С той поры почти каждый вечер Шаховцев до поздней ночи корпел над очередным творением, по десять раз переписывая каждый абзац. Готовые сочинения отсылались в Москву, откуда возвращались испещренными пометками, с обязательно прилагавшимся письмом, где Петр Алексеевич усердно разносил текст в пух и прах. Когда же юный литератор, тщательно исправив все свои недочеты и ляпы, высылал казавшийся безупречным вариант рассказа, то вновь получал в ответ массу едких замечаний. Обычно так продолжалось полгода, пока наконец после двадцатой − двадцать пятой попытки, Веселецкий не отписывал ему долгожданное: «Что ж, теперь сойдет. Как говорится, третий сорт – не брак».
Иной похвалы Иван удостаивался крайне редко.
6
Кофе оказался не из лучших, но все же куда приятнее той бурды, которую он пил с час назад в уличной забегаловке. Прикончив подряд пару чашек, Шаховцев почувствовал знакомый зуд под ложечкой и наконец достал из холодильника кастрюльку с «борщиком» Петровны. Плюхнул на плиту, повернув до упора конфорку, наблюдая, как темно-бордовая жидкость начинает медленно пениться, покрываясь белесой россыпью пузырей.
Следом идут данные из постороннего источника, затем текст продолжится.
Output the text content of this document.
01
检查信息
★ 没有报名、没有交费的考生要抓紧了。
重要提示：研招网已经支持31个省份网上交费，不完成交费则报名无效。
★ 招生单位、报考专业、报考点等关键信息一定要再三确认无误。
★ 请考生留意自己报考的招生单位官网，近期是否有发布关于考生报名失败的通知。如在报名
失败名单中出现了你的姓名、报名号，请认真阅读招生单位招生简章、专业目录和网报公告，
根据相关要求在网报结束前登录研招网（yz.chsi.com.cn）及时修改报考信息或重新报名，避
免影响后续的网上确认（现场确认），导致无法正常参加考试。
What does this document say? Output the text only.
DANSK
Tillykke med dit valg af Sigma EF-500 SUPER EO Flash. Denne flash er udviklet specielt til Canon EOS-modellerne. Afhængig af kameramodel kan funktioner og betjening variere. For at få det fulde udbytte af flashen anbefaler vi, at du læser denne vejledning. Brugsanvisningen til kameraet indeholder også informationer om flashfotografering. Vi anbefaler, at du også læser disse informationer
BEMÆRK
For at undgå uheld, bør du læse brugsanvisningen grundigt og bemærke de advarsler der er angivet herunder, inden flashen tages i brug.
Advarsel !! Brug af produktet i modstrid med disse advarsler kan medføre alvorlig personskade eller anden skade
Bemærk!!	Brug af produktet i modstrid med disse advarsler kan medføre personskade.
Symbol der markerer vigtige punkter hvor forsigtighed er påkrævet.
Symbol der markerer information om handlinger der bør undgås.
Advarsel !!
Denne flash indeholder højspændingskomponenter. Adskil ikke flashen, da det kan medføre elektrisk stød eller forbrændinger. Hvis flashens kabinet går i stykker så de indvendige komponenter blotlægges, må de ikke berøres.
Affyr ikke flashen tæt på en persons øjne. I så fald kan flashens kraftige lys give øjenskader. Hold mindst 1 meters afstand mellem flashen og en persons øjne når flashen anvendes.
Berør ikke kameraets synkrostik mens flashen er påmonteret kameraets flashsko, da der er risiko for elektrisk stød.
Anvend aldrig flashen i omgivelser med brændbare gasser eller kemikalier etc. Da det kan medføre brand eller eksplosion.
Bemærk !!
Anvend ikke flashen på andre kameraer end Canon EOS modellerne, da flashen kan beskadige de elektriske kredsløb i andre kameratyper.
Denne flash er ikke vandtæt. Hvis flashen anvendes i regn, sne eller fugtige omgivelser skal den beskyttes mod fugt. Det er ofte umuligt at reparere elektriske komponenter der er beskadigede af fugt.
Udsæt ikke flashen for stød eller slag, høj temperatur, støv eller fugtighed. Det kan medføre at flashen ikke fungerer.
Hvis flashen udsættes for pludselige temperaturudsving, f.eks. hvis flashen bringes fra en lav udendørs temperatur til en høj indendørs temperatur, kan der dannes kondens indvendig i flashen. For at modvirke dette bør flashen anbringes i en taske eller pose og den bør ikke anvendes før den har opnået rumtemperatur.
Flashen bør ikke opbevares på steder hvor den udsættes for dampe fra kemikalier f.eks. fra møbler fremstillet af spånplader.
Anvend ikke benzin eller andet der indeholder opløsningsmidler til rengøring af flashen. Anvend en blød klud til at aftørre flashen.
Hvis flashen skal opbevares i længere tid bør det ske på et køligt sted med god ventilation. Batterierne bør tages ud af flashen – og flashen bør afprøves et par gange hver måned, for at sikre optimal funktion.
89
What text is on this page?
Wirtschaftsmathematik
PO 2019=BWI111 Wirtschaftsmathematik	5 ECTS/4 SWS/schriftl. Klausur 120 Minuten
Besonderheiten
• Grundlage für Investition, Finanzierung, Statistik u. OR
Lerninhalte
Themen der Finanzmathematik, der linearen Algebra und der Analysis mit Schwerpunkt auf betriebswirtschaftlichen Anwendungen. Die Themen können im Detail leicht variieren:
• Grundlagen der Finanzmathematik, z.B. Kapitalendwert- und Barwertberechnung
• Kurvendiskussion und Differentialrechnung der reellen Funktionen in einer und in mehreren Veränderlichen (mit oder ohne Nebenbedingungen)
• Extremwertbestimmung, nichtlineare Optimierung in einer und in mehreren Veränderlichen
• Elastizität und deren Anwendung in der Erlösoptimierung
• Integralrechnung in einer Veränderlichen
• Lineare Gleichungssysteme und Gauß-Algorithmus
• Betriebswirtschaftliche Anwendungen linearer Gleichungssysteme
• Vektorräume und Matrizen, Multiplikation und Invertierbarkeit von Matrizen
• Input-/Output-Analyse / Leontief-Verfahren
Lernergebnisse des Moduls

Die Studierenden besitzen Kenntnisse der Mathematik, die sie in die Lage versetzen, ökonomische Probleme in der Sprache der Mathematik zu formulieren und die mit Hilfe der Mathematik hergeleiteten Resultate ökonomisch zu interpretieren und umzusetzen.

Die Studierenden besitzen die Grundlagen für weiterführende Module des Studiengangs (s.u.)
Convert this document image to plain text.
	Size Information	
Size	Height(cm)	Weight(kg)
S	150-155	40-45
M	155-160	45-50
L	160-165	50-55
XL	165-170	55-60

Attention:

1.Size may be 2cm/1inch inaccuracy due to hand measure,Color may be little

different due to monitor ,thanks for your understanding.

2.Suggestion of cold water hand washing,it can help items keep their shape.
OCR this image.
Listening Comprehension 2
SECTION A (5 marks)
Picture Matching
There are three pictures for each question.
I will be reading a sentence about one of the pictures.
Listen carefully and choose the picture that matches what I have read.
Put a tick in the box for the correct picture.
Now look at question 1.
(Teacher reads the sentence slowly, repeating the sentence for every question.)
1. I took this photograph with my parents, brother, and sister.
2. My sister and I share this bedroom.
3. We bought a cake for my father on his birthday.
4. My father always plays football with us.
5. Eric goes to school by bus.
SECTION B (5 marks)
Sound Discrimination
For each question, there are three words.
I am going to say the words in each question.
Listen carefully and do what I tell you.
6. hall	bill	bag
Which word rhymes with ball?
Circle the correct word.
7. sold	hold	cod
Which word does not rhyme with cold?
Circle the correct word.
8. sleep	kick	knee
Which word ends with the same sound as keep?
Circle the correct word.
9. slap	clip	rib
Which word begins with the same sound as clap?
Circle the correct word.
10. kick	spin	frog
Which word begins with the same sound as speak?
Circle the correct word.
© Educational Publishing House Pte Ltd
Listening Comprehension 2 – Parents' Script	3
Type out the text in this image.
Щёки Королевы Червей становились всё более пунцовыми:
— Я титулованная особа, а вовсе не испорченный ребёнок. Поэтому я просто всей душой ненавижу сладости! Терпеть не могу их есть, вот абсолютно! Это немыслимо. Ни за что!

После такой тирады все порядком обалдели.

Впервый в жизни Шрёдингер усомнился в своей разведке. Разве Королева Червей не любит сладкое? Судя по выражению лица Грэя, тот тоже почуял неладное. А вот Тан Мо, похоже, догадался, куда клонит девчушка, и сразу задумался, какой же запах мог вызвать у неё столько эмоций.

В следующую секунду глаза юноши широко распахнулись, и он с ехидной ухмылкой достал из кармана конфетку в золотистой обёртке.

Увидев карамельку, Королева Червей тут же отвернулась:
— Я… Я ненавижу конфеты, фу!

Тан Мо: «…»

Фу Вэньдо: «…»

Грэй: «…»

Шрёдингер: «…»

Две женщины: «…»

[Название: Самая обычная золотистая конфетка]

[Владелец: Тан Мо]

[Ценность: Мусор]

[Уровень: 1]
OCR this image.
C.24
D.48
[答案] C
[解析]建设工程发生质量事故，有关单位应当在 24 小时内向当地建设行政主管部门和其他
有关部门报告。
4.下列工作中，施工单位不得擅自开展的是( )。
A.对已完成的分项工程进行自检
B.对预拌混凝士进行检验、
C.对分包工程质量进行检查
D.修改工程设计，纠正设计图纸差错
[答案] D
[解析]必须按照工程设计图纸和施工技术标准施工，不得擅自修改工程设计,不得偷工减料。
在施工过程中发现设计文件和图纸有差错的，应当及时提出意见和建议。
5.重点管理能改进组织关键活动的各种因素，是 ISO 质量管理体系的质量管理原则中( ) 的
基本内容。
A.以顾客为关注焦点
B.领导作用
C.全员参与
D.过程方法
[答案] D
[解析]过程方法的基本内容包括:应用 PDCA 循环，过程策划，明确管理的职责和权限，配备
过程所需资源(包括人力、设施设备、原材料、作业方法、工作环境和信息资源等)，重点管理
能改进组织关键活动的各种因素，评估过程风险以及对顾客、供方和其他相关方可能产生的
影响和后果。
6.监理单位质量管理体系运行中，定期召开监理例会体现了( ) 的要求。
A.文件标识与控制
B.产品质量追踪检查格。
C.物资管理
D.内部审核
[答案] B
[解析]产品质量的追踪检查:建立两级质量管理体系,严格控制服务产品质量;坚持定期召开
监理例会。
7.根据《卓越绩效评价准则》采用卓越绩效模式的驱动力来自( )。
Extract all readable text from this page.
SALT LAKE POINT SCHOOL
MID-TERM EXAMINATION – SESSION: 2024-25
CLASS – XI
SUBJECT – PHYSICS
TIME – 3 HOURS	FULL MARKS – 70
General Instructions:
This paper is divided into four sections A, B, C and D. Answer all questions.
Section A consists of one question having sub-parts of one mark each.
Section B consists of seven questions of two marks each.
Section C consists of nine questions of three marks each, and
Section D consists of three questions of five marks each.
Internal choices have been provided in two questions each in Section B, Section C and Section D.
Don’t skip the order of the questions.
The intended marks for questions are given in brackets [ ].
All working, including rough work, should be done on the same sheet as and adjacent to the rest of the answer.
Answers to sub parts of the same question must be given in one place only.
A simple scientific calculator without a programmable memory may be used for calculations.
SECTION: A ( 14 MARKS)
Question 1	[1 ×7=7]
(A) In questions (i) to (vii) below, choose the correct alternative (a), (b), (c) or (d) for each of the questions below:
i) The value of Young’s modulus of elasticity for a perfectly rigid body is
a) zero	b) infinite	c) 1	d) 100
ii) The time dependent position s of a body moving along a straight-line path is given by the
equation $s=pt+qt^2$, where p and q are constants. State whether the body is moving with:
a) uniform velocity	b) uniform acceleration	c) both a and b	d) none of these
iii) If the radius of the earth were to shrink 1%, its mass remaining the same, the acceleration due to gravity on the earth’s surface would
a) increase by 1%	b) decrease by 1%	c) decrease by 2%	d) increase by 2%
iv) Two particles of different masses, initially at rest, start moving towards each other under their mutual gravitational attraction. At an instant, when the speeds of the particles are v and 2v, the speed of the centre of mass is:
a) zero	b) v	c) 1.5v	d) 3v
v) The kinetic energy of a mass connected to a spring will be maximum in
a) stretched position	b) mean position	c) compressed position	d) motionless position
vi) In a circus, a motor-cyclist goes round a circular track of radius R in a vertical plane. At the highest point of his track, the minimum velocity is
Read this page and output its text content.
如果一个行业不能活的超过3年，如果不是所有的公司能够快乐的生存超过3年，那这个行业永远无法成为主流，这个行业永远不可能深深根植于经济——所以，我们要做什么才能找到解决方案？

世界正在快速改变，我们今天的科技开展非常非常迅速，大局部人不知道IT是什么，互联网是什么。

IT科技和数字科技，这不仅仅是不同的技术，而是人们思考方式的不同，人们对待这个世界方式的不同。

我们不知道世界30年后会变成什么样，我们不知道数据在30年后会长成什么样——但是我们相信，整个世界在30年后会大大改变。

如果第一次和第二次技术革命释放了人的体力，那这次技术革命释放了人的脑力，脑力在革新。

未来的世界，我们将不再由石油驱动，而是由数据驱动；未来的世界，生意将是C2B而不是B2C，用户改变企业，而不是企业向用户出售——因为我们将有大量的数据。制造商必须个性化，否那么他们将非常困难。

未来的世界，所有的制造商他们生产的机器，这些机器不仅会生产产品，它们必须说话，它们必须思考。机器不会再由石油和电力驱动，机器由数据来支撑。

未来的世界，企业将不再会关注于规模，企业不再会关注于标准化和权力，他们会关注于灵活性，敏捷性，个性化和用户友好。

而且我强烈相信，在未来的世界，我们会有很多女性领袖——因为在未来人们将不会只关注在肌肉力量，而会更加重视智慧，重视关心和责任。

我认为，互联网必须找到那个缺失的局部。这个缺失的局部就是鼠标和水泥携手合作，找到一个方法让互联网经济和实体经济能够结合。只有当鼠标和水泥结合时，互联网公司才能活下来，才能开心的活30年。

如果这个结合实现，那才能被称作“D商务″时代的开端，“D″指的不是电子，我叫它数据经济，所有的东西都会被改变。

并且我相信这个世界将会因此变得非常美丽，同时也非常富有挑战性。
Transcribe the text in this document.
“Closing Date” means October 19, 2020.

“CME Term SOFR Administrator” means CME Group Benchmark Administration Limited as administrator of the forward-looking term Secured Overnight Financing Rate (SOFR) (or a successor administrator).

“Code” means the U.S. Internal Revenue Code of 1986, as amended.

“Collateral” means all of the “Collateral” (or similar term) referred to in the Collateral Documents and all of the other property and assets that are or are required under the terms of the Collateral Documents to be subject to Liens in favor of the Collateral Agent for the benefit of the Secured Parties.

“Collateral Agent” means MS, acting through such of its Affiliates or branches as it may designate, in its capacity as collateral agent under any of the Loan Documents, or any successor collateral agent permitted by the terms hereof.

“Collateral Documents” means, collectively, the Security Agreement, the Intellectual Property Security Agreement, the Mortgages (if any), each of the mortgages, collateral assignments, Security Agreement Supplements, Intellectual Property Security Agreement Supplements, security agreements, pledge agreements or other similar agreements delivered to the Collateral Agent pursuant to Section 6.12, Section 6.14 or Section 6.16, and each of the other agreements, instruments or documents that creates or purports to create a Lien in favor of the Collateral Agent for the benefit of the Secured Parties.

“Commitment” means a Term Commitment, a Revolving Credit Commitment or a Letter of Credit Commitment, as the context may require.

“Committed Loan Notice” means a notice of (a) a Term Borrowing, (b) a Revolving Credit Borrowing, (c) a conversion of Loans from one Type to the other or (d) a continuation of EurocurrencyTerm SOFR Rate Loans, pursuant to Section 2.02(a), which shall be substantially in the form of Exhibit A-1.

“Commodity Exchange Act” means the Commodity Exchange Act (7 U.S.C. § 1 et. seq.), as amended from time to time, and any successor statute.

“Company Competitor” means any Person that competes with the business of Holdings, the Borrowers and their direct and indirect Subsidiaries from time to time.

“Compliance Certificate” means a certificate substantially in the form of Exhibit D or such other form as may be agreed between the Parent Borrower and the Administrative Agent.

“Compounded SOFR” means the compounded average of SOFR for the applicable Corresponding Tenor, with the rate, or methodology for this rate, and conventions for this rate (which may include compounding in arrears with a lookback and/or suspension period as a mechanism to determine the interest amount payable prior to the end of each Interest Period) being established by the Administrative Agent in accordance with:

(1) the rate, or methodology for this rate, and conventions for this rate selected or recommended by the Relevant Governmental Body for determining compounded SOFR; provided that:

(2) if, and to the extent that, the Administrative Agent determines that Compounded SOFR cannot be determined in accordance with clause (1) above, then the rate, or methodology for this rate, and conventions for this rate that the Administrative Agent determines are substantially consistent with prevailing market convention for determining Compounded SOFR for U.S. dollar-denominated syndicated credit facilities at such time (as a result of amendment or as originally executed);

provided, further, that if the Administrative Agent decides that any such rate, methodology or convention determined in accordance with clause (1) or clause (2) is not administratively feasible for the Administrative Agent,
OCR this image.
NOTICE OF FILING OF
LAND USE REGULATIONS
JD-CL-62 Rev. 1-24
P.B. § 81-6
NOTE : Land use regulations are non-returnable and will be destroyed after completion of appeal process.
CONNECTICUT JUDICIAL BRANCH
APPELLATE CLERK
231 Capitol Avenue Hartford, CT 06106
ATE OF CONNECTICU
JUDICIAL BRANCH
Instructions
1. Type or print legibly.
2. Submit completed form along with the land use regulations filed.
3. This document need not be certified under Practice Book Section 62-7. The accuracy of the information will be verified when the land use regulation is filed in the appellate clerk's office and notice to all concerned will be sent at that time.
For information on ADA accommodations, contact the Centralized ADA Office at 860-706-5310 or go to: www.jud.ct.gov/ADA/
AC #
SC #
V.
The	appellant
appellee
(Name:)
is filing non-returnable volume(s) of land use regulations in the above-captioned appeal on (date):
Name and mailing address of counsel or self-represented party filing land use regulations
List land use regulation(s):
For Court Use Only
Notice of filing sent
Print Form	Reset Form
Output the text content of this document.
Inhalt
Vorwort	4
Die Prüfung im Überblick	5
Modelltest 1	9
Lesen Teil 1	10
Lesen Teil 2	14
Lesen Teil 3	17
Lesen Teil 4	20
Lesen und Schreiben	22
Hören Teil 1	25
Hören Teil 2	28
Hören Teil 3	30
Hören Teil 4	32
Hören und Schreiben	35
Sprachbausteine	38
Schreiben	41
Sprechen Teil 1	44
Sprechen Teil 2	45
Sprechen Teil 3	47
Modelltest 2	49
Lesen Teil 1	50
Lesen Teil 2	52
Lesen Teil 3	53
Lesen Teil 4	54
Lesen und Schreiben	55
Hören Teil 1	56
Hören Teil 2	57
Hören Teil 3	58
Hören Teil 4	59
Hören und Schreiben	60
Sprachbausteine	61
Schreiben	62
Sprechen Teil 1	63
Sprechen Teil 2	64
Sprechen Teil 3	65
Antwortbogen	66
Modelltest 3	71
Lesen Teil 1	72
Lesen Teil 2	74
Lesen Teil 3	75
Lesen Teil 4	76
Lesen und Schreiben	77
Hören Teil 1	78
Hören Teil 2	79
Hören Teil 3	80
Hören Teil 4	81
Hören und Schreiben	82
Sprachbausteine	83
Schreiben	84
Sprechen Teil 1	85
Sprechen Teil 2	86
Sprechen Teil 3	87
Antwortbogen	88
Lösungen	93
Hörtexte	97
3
Точно так же когда-то он подогревал себе обед в институтском общежитии на Добролюбова. Только там плита была не электрической, а газовой, которую к тому же удавалось зажечь только со второго-третьего раза.
В знаменитую общагу, через которую прошло не одно поколение будущих литераторов, абитуриентов заселили сразу же по приезде в Москву накануне экзаменов. Вместе с Шаховцевым в комнате оказался шустрый подвижный питерец Влад Коротков, поступавший на отделение критики
Влад как-то сходу пришёлся Шаховцеву по душе. Компанейский и добродушный, он мог мастерски гасить все конфликты и ссоры, сводя дело к шутке. Еще одним ценным качеством соседа по комнате была способность договориться с кем угодно и, как теперь говорят, «решать вопросы». Едва заселившись на Добролюбова, Коротков сумел уломать коменданта, и тот достал откуда-то из закромов списанный холодильник, который они поставили в свою комнату. Вообще-то на этаже имелся подобный агрегат, но продукты из него постоянно тырили голодные сокурсники.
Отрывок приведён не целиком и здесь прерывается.